Selasa, 08 November 2011

Little Women

            Pencarian pertama yang kulakukan dengan laptop baruku—laptopku sendiri!—adalah mengenai keroncong. Sebelumnya aku sudah tahu kalau Keroncong Kemayoran terdiri dari banyak versi. Lain penyanyi, lain pula improvisasi terhadap lirik yang dinyanyikan. Selain versi asli lagu yang merupakan lagu khas Provinsi DKI Jakarta ini, yang aku dan Vira pernah bawakan di waktu lampau—dengan sedikit improvisasi dariku, ada juga versi Gesang maupun versi dwibahasa yang dibawakan Wieteke van Dort dan seorang pria yang aku belum tahu siapa.

            Ini membuatku lebih siap ketika Vira mengajakku menginap lagi di rumah eyangnya. Saat itu sudah sekitar sebulan lagi menuju Ramadhan.
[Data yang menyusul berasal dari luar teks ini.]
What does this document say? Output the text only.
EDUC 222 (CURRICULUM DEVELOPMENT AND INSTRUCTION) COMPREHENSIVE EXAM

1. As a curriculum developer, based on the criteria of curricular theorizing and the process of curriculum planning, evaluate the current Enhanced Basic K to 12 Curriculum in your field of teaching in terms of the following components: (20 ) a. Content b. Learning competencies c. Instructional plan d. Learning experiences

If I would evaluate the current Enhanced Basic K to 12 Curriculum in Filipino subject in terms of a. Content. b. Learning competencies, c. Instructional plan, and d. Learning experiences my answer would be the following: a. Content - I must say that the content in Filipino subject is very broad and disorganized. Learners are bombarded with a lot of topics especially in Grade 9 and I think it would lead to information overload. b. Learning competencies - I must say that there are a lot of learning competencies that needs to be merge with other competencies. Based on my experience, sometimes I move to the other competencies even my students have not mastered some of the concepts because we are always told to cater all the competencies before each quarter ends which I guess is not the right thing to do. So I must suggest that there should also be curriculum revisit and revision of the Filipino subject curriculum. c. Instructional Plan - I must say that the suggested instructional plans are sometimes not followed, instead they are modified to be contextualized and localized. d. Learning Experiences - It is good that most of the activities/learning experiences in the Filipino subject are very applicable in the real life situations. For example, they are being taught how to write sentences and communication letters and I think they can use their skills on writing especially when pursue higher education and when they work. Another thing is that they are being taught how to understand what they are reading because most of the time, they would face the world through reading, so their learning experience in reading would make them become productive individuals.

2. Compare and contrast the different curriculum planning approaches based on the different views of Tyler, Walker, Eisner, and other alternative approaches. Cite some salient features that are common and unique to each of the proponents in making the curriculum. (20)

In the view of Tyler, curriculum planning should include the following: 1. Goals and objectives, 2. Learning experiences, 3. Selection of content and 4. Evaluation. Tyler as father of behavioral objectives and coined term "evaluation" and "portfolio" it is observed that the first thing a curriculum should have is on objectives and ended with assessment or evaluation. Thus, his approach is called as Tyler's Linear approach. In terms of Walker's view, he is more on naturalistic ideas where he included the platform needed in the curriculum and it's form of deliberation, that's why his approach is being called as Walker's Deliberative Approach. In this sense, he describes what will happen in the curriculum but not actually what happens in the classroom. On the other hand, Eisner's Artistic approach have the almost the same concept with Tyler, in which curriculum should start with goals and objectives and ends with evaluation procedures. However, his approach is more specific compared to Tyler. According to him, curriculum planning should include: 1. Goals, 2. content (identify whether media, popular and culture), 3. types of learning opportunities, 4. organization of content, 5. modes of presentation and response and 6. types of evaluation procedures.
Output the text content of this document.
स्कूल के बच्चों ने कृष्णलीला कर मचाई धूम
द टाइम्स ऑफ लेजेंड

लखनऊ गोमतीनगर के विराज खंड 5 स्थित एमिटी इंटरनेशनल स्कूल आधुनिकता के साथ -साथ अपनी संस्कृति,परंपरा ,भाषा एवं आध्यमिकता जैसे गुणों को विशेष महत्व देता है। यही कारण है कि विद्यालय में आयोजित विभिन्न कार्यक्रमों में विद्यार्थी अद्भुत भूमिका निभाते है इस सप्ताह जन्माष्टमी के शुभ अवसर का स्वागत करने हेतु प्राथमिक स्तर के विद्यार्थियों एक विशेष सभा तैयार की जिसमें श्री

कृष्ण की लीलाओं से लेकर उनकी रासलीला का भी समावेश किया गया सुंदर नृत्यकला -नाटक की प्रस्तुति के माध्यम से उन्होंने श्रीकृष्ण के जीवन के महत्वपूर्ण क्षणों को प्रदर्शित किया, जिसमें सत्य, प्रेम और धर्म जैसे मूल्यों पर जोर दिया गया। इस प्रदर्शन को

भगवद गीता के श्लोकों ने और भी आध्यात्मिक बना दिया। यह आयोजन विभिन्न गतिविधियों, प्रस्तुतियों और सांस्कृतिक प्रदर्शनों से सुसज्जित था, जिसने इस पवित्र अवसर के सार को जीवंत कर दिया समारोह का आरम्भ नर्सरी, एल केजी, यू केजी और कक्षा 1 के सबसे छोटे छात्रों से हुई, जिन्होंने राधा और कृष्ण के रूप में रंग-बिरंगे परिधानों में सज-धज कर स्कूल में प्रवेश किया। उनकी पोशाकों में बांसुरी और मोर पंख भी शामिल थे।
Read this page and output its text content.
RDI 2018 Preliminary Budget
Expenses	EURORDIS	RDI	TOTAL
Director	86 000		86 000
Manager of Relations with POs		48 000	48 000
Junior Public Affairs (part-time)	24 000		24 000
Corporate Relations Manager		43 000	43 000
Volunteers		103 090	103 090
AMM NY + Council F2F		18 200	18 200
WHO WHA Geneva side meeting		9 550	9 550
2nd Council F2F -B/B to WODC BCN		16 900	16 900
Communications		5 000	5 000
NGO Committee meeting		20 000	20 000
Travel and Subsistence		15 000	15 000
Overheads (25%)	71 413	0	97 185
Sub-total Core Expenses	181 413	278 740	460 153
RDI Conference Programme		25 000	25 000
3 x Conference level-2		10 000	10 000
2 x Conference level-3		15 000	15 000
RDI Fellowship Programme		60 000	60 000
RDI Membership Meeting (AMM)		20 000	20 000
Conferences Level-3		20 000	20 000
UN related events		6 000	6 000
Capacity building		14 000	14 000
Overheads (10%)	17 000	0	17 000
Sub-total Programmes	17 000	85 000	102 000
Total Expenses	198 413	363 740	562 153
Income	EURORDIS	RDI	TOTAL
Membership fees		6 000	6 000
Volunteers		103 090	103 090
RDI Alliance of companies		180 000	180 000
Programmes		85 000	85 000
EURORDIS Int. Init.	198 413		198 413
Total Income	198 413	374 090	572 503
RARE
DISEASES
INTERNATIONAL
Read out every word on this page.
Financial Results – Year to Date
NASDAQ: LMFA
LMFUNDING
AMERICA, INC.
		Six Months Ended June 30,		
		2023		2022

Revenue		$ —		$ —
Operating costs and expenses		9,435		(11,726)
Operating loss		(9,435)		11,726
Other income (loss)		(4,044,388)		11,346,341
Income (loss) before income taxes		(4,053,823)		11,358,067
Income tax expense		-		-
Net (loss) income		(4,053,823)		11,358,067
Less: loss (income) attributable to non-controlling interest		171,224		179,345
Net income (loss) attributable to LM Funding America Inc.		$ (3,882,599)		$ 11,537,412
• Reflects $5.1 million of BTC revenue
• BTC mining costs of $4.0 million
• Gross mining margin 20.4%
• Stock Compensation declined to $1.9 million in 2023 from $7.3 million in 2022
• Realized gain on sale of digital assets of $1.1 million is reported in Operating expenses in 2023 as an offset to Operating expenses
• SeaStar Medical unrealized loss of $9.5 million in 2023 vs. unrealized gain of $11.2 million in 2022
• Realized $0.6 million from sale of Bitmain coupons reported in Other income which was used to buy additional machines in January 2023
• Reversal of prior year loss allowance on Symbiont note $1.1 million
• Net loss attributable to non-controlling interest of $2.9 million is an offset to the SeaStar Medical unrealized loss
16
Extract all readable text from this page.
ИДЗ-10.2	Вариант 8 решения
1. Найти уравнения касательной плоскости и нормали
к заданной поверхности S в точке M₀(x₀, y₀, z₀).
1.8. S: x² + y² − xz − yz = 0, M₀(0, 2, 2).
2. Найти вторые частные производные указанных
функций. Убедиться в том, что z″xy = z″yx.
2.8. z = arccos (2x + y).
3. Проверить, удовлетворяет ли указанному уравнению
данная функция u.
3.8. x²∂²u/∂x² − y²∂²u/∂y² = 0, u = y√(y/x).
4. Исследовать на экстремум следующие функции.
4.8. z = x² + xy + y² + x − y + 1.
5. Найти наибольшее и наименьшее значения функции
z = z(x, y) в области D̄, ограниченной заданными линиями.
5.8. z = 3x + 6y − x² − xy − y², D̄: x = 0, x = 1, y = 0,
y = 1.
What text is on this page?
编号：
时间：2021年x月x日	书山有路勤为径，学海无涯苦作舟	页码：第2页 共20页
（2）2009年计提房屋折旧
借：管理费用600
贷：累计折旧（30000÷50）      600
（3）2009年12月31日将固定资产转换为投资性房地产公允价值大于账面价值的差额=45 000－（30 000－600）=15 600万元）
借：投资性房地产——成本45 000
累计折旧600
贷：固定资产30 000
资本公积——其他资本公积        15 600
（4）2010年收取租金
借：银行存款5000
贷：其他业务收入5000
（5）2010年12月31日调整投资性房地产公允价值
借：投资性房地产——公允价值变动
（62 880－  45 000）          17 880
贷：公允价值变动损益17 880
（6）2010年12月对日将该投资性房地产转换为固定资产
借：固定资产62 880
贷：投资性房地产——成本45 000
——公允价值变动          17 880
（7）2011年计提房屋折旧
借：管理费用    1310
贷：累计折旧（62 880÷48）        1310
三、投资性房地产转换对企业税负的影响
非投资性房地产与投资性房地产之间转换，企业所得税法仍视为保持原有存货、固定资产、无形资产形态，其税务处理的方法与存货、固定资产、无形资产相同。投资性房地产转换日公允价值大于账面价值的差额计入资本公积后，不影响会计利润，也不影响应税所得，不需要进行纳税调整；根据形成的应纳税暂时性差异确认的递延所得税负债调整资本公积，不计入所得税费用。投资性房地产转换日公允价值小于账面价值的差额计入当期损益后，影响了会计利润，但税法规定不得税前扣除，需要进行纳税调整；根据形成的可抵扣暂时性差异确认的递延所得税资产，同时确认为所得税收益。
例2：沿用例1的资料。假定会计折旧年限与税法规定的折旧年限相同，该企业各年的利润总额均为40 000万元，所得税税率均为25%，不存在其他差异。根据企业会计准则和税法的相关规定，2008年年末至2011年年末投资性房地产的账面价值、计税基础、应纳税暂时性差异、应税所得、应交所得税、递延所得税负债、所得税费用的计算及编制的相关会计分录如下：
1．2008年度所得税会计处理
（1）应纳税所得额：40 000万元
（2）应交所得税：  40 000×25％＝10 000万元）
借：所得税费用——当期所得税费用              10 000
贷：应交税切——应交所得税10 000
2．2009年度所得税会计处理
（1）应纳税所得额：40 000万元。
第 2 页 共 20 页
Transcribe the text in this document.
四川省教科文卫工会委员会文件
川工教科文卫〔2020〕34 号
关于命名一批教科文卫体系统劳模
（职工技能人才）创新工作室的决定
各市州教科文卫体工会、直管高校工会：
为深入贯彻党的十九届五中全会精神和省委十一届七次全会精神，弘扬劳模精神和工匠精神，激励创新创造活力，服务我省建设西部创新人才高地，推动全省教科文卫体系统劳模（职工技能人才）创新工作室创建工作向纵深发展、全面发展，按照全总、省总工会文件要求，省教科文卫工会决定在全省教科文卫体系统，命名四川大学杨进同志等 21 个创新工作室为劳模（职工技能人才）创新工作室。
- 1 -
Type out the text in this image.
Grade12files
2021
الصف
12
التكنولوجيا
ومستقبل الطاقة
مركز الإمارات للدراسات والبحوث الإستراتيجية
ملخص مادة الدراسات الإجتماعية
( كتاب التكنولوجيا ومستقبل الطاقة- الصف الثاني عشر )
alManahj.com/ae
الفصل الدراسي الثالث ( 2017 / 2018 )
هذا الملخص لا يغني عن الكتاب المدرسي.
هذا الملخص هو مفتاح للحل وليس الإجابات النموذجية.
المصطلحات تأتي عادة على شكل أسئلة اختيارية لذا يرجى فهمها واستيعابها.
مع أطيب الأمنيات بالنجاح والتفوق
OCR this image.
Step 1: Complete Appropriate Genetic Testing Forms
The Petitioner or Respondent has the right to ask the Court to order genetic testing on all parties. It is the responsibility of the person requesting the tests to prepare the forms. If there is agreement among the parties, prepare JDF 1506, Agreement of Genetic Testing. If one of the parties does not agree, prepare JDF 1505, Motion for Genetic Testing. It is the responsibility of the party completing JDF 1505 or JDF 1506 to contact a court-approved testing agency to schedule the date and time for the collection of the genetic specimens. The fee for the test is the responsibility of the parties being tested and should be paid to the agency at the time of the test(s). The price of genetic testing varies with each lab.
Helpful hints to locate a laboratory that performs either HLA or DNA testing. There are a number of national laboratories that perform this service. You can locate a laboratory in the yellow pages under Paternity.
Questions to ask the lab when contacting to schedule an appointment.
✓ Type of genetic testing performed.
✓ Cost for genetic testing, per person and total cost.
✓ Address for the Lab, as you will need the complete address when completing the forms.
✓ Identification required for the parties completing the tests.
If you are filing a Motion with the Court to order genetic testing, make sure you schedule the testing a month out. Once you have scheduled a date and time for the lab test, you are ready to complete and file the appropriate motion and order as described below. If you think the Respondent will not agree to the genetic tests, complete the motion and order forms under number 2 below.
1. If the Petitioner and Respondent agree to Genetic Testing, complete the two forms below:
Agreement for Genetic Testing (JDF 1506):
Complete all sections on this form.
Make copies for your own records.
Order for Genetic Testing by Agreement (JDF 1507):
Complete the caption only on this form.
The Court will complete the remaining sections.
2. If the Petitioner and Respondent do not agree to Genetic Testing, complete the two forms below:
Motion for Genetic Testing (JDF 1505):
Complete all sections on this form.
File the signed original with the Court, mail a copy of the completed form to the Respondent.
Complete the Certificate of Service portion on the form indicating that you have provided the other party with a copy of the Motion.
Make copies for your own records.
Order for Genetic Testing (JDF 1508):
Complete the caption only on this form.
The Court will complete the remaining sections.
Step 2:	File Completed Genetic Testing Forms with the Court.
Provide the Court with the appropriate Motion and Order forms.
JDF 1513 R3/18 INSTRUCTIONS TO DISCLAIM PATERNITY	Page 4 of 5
            Malam itu Vira menuntunku lagi menuju kamar yang sama seperti sebelumnya. Namun tidak seperti sebelumnya, pencahayaan di dalam rumah lebih terang karena lampu-lampu utama dinyalakan.

Bahkan pada ruangan yang waktu itu hanya diterangi cahaya dari TV dan joystick, kali ini terang seutuhnya. Dengan jelas aku melihat anak laki-laki itu, kakaknya Vira. Tante Ri bersila di sebelahnya. Ia menyendokkan nasi dan potongan lauk dari piring di pangkuannya ke dalam mulut anak itu. Aku tidak tahu berapa usianya. Aku yakin adiknya sudah tidak harus disuapi lagi. Bocah itu terlalu larut dalam game.                            

“Oh ya, Kak Bibe belum kenalan sama Kak Ari ya?” Vira mendongak padaku. Ia menyeretku mendekati kakaknya.

Wanita itu menyuap makanan ke mulutnya sendiri dengan sendok yang sama dari piring yang sama. Ketika melihatku, ia tersenyum. Pipinya tidak terlihat gembung. “Wah, Kak Bibe mau nginep lagi?”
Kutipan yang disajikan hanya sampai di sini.